SMART Error Log Version: 1
Warning: ATA error count 1 inconsistent with error log pointer 5

ATA Error Count: 1
        CR = Command Register [HEX]
        FR = Features Register [HEX]
        SC = Sector Count Register [HEX]
        SN = Sector Number Register [HEX]
        CL = Cylinder Low Register [HEX]
        CH = Cylinder High Register [HEX]
        DH = Device/Head Register [HEX]
        DC = Device Command Register [HEX]
        ER = Error register [HEX]
        ST = Status register [HEX]
Timestamp = decimal seconds since the previous disk power-on.
Note: timestamp "wraps" after 2^32 msec = 49.710 days.

Error 1 occurred at disk power-on lifetime: 0 hours
  When the command that caused the error occurred, the device was active or 
idle.

  After command completion occurred, registers were:
  ER ST SC SN CL CH DH
  -- -- -- -- -- -- --
  04 51 00 01 00 00 a0

  Commands leading to the command that caused the error were:
  CR FR SC SN CL CH DH DC   Timestamp  Command/Feature_Name
  -- -- -- -- -- -- -- --   ---------  --------------------
  b1 c0 00 01 00 00 a0 00 1663959.040  DEVICE CONFIGURATION RESTORE
  ec 00 03 01 00 00 a0 00 1663959.040  IDENTIFY DEVICE
  91 00 3f 01 00 00 af 00 1663959.040  INITIALIZE DEVICE PARAMETERS [OBS-6]
  10 00 00 01 00 00 a0 00 1663959.040  RECALIBRATE [OBS-4]
  ec 00 01 01 00 00 a0 00  623771.648  IDENTIFY DEVICE

SMART Self-test log structure revision number 1
No self-tests have been logged

----------------------------------------------

I think there are a few interesting things to note here:

1. The self-test execution status. It says it was interrupted by the with a 
hard or soft reset after 39 minutes, which sounds correct according to what I 
saw when it happened. So the disk acknowledges that something went wrong, the 
question is what?

2. There's a SMART attribute called "Hardware_ECC_Recovered", with the value 
11375294. I'm not sure what this means, but ECC should be some kind of error 
correction, and the value is high.

3. The "UDMA_CRC_Error_Count" is 1. Could this have happened during the failed 
self-test, or even be the cause of it? If so, what could have triggered this 
error?

4. There is one error in the log, which seems to have occured the first time 
the disk was powered up.

Apart from this, I cannot see anything that could've caused this error.

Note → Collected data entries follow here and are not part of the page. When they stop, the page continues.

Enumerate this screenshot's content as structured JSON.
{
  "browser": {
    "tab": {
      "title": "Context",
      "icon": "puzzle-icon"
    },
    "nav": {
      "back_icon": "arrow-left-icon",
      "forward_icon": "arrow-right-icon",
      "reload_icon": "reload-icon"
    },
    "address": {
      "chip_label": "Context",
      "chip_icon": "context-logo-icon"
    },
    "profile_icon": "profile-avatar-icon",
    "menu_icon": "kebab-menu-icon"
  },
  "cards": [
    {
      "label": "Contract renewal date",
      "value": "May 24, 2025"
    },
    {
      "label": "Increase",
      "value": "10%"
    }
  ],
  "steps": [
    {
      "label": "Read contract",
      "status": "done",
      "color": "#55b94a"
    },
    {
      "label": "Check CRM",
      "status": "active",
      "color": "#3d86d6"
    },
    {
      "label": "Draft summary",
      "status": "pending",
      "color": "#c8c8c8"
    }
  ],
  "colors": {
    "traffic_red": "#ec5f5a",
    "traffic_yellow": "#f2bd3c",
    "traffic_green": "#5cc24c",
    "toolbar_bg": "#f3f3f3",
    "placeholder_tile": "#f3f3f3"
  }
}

> The long self-test read scans the entire disk surface.  If the disk has an
> electronic or mechanical problem, then this extended read scan can provoke
> failure.  (This type of failure is also commonly seen when people backup
> disks.  Because the load of reading all the data from the disk is a heavy
> one, it often leads to catastrophic failure in the middle of the backup.
> This is why you should always have a PAIR of backups, an over-write the
> older of the two, but preserve the newer of the two.)
>
> Before you give up on the disk, double check the power and signal cabling
> to be sure that nothing has worked loose.  Additional comments below.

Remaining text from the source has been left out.